Explanation of the activity:
This activity will allow the students to learn about how advertisements make products seem appealing.
For this activity, you will need product description sheets, an empty cereal package with no labels or labels covered by blank paper, an empty soda pop bottle or can with the label covered, a candy bar without a wrapper (some foil underneath) or a candy bar with the label covered, a potato chip bag with the label covered and art supplies.
*This activity may be split up over the course of a few days.
Part 1: Brainstorming
Part 2: Scripting
Part 3: Performing
• Begin with the group that received the most votes. Have the students that voted for the product that received the most votes, raise their hands. Tell them to keep their hand raised until they hear something about the product that would make them not want to buy (or eat) the product anymore. Explain that this could be anything, including something that makes the product seem unhealthy.
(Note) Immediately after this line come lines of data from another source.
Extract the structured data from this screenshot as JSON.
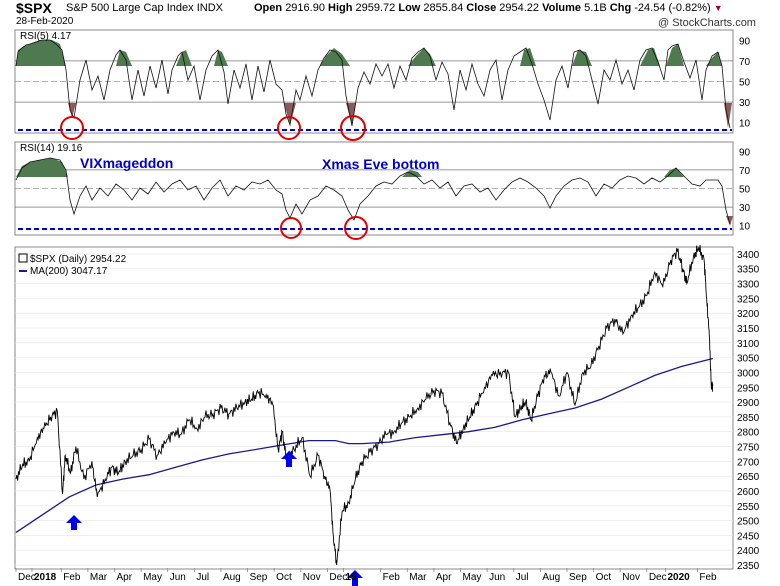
{
  "header": {
    "symbol": "$SPX",
    "name": "S&P 500 Large Cap Index",
    "exchange": "INDX",
    "date": "28-Feb-2020",
    "open_label": "Open",
    "open": "2916.90",
    "high_label": "High",
    "high": "2959.72",
    "low_label": "Low",
    "low": "2855.84",
    "close_label": "Close",
    "close": "2954.22",
    "volume_label": "Volume",
    "volume": "5.1B",
    "chg_label": "Chg",
    "chg": "-24.54 (-0.82%)",
    "watermark": "@ StockCharts.com"
  },
  "annotations": {
    "vixmageddon": "VIXmageddon",
    "xmas": "Xmas Eve bottom"
  },
  "colors": {
    "rsi_fill": "#4f7a4f",
    "rsi_oversold_fill": "#8c5a5a",
    "ma_line": "#1a1a8c",
    "dashed_line": "#0000cc",
    "circle": "#e00000",
    "arrow": "#0000ee",
    "annotation_text": "#0000cc"
  },
  "chart_data": [
    {
      "type": "line",
      "panel": "rsi5",
      "title": "RSI(5) 4.17",
      "ylim": [
        0,
        100
      ],
      "yticks": [
        10,
        30,
        50,
        70,
        90
      ],
      "reference_lines": [
        30,
        50,
        70
      ],
      "dashed_level": 5,
      "last_value": 4.17
    },
    {
      "type": "line",
      "panel": "rsi14",
      "title": "RSI(14) 19.16",
      "ylim": [
        0,
        100
      ],
      "yticks": [
        10,
        30,
        50,
        70,
        90
      ],
      "reference_lines": [
        30,
        50,
        70
      ],
      "dashed_level": 19.16,
      "last_value": 19.16
    },
    {
      "type": "line",
      "panel": "price",
      "legend": [
        {
          "name": "$SPX (Daily) 2954.22"
        },
        {
          "name": "MA(200) 3047.17"
        }
      ],
      "ylim": [
        2340,
        3420
      ],
      "yticks": [
        2350,
        2400,
        2450,
        2500,
        2550,
        2600,
        2650,
        2700,
        2750,
        2800,
        2850,
        2900,
        2950,
        3000,
        3050,
        3100,
        3150,
        3200,
        3250,
        3300,
        3350,
        3400
      ],
      "x_labels": [
        "Dec",
        "2018",
        "Feb",
        "Mar",
        "Apr",
        "May",
        "Jun",
        "Jul",
        "Aug",
        "Sep",
        "Oct",
        "Nov",
        "Dec",
        "19",
        "Feb",
        "Mar",
        "Apr",
        "May",
        "Jun",
        "Jul",
        "Aug",
        "Sep",
        "Oct",
        "Nov",
        "Dec",
        "2020",
        "Feb"
      ],
      "x_label_pos": [
        0,
        0.6,
        1.7,
        2.7,
        3.7,
        4.7,
        5.7,
        6.7,
        7.7,
        8.7,
        9.7,
        10.7,
        11.7,
        12.3,
        13.7,
        14.7,
        15.7,
        16.7,
        17.7,
        18.7,
        19.7,
        20.7,
        21.7,
        22.7,
        23.7,
        24.4,
        25.6
      ],
      "x_range": [
        0,
        26.9
      ],
      "series": [
        {
          "name": "$SPX (Daily) 2954.22",
          "x": [
            0,
            0.25,
            0.5,
            0.8,
            1.05,
            1.3,
            1.55,
            1.75,
            1.85,
            2.05,
            2.25,
            2.55,
            2.85,
            3.05,
            3.35,
            3.6,
            3.85,
            4.1,
            4.4,
            4.7,
            5.0,
            5.3,
            5.6,
            5.9,
            6.2,
            6.5,
            6.8,
            7.1,
            7.4,
            7.7,
            8.0,
            8.3,
            8.6,
            8.85,
            9.1,
            9.4,
            9.65,
            9.85,
            10.0,
            10.15,
            10.45,
            10.75,
            11.05,
            11.35,
            11.6,
            11.8,
            11.92,
            12.05,
            12.25,
            12.5,
            12.75,
            13.0,
            13.3,
            13.6,
            13.9,
            14.2,
            14.5,
            14.8,
            15.1,
            15.4,
            15.7,
            16.0,
            16.3,
            16.55,
            16.8,
            17.05,
            17.3,
            17.6,
            17.9,
            18.2,
            18.5,
            18.75,
            18.95,
            19.15,
            19.35,
            19.6,
            19.85,
            20.1,
            20.4,
            20.7,
            21.0,
            21.3,
            21.6,
            21.9,
            22.2,
            22.5,
            22.8,
            23.1,
            23.4,
            23.7,
            24.0,
            24.3,
            24.6,
            24.85,
            25.05,
            25.2,
            25.45,
            25.65,
            25.85,
            25.95,
            26.05,
            26.12,
            26.18
          ],
          "y": [
            2640,
            2690,
            2700,
            2780,
            2810,
            2850,
            2870,
            2590,
            2720,
            2660,
            2750,
            2640,
            2700,
            2580,
            2640,
            2680,
            2660,
            2700,
            2720,
            2740,
            2775,
            2720,
            2760,
            2800,
            2790,
            2840,
            2810,
            2850,
            2860,
            2880,
            2860,
            2880,
            2900,
            2910,
            2930,
            2925,
            2890,
            2740,
            2800,
            2710,
            2740,
            2780,
            2650,
            2720,
            2650,
            2600,
            2450,
            2350,
            2530,
            2560,
            2640,
            2700,
            2730,
            2760,
            2790,
            2800,
            2830,
            2850,
            2880,
            2910,
            2940,
            2930,
            2830,
            2760,
            2810,
            2850,
            2890,
            2950,
            2990,
            3000,
            3000,
            2850,
            2880,
            2900,
            2840,
            2920,
            2990,
            3000,
            2920,
            3000,
            2890,
            3000,
            3020,
            3090,
            3150,
            3180,
            3130,
            3190,
            3220,
            3260,
            3340,
            3290,
            3380,
            3410,
            3350,
            3300,
            3390,
            3420,
            3380,
            3250,
            3120,
            2960,
            2954
          ]
        },
        {
          "name": "MA(200) 3047.17",
          "x": [
            0,
            1.0,
            2.0,
            3.0,
            4.0,
            5.0,
            6.0,
            7.0,
            8.0,
            9.0,
            10.0,
            11.0,
            12.0,
            12.5,
            13.0,
            14.0,
            15.0,
            16.0,
            17.0,
            18.0,
            19.0,
            20.0,
            21.0,
            22.0,
            23.0,
            24.0,
            25.0,
            26.18
          ],
          "y": [
            2460,
            2520,
            2580,
            2620,
            2640,
            2655,
            2680,
            2705,
            2725,
            2740,
            2755,
            2770,
            2770,
            2760,
            2760,
            2765,
            2780,
            2790,
            2800,
            2815,
            2840,
            2860,
            2880,
            2910,
            2950,
            2990,
            3020,
            3047
          ]
        }
      ]
    }
  ]
}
•Have one student from the winning group read the items on the Product Description Sheet one by one. Do this for each group/product.
•Ask the students to tell the class why they left out the information that they did. Hopefully, students will be able to explain that presenting the health information may not make the product appeal to people. Reinforce the fact vs. opinion. What was a fact in their commercial? Which statements were opinions?
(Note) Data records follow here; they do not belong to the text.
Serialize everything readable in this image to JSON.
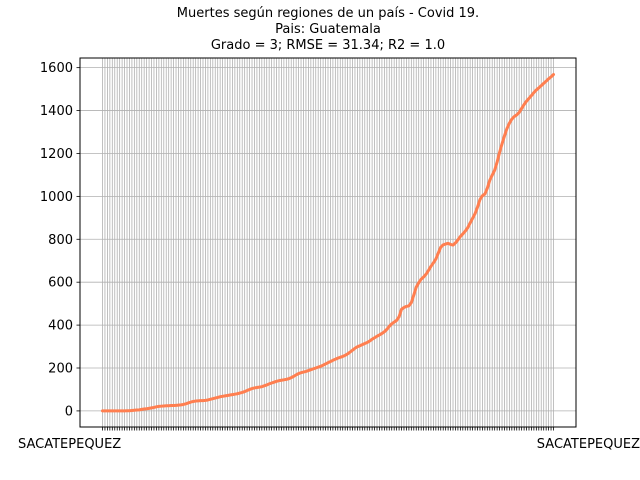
{
  "chart_data": {
    "type": "line",
    "title_lines": [
      "Muertes según regiones de un país - Covid 19.",
      "Pais: Guatemala",
      "Grado = 3; RMSE = 31.34; R2 = 1.0"
    ],
    "xlabel": "",
    "ylabel": "",
    "ylim": [
      -75,
      1645
    ],
    "yticks": [
      0,
      200,
      400,
      600,
      800,
      1000,
      1200,
      1400,
      1600
    ],
    "grid": true,
    "line_color": "#ff7f50",
    "grid_color": "#b0b0b0",
    "x_tick_labels_first": "SACATEPEQUEZ",
    "x_tick_labels_last": "SACATEPEQUEZ",
    "x_tick_label_note": "overlapping region names",
    "y": [
      0,
      0,
      0,
      0,
      0,
      0,
      0,
      0,
      0,
      0,
      1,
      1,
      2,
      3,
      4,
      5,
      7,
      9,
      10,
      12,
      14,
      16,
      19,
      21,
      22,
      23,
      24,
      24,
      25,
      25,
      26,
      27,
      28,
      30,
      33,
      37,
      41,
      44,
      46,
      47,
      48,
      48,
      49,
      51,
      54,
      57,
      60,
      63,
      66,
      68,
      70,
      72,
      74,
      76,
      78,
      80,
      83,
      86,
      90,
      95,
      100,
      104,
      107,
      109,
      111,
      113,
      117,
      121,
      126,
      130,
      134,
      138,
      141,
      143,
      145,
      147,
      150,
      155,
      161,
      168,
      174,
      178,
      181,
      184,
      188,
      192,
      196,
      200,
      204,
      208,
      213,
      219,
      225,
      230,
      236,
      241,
      246,
      250,
      254,
      259,
      266,
      274,
      283,
      292,
      299,
      304,
      309,
      314,
      319,
      326,
      334,
      341,
      348,
      354,
      361,
      369,
      380,
      394,
      406,
      414,
      422,
      439,
      474,
      482,
      487,
      490,
      505,
      540,
      577,
      597,
      614,
      624,
      637,
      655,
      674,
      690,
      708,
      736,
      763,
      774,
      778,
      781,
      776,
      773,
      783,
      797,
      813,
      825,
      838,
      854,
      876,
      898,
      920,
      950,
      985,
      1003,
      1011,
      1038,
      1075,
      1099,
      1122,
      1160,
      1205,
      1245,
      1282,
      1316,
      1341,
      1360,
      1372,
      1380,
      1391,
      1410,
      1428,
      1444,
      1457,
      1470,
      1484,
      1496,
      1506,
      1516,
      1527,
      1537,
      1548,
      1557,
      1568
    ],
    "series": [
      {
        "values_ref": "y"
      }
    ]
  }
}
•Discuss resources that can be used for children to find out facts about food and drink after they see a commercial for it.
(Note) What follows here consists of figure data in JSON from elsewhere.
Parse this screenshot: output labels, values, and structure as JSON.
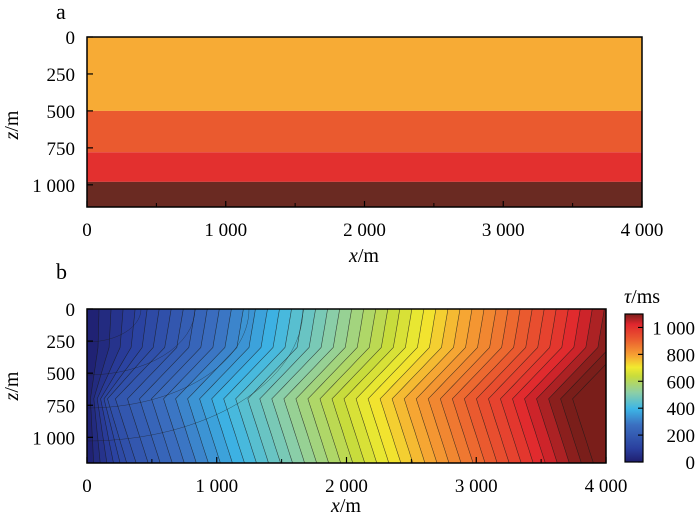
{
  "figure": {
    "panels": [
      "a",
      "b"
    ]
  },
  "chart_data": [
    {
      "panel": "a",
      "type": "heatmap",
      "description_kind": "layered velocity model",
      "xlabel": "x/m",
      "ylabel": "z/m",
      "xlim": [
        0,
        4000
      ],
      "ylim": [
        1150,
        0
      ],
      "xticks": [
        0,
        1000,
        2000,
        3000,
        4000
      ],
      "xticklabels": [
        "0",
        "1 000",
        "2 000",
        "3 000",
        "4 000"
      ],
      "yticks": [
        0,
        250,
        500,
        750,
        1000
      ],
      "yticklabels": [
        "0",
        "250",
        "500",
        "750",
        "1 000"
      ],
      "layers": [
        {
          "z_top": 0,
          "z_bottom": 500,
          "color": "#F7AB35"
        },
        {
          "z_top": 500,
          "z_bottom": 780,
          "color": "#EA5A2F"
        },
        {
          "z_top": 780,
          "z_bottom": 980,
          "color": "#E3302F"
        },
        {
          "z_top": 980,
          "z_bottom": 1150,
          "color": "#6A2A22"
        }
      ]
    },
    {
      "panel": "b",
      "type": "heatmap",
      "description_kind": "traveltime contour map",
      "xlabel": "x/m",
      "ylabel": "z/m",
      "xlim": [
        0,
        4000
      ],
      "ylim": [
        1200,
        0
      ],
      "xticks": [
        0,
        1000,
        2000,
        3000,
        4000
      ],
      "xticklabels": [
        "0",
        "1 000",
        "2 000",
        "3 000",
        "4 000"
      ],
      "yticks": [
        0,
        250,
        500,
        750,
        1000
      ],
      "yticklabels": [
        "0",
        "250",
        "500",
        "750",
        "1 000"
      ],
      "colorbar": {
        "label": "τ/ms",
        "range": [
          0,
          1100
        ],
        "ticks": [
          0,
          200,
          400,
          600,
          800,
          1000
        ],
        "ticklabels": [
          "0",
          "200",
          "400",
          "600",
          "800",
          "1 000"
        ],
        "colormap": "jet"
      },
      "contour_interval_ms": 25,
      "contour_knots": [
        {
          "z": 0,
          "shift_x": 0
        },
        {
          "z": 300,
          "shift_x": -50
        },
        {
          "z": 700,
          "shift_x": -430
        },
        {
          "z": 1200,
          "shift_x": -270
        }
      ],
      "tau_max_ms": 1100
    }
  ]
}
•The nutrition label is the best source for information. This will give the sugar content and show other nutrients that the product provides. (A nutrition label lesson is provided later in the curriculum and there are two lessons on nutrients.) Most fast food restaurants will provide nutrition information for their menu upon request.
•Parents are another good source. Tell students that it is a good idea for students and parents to learn together about the products that they are consuming.
•Teachers and doctors are also an excellent source of factual information about food and drink products.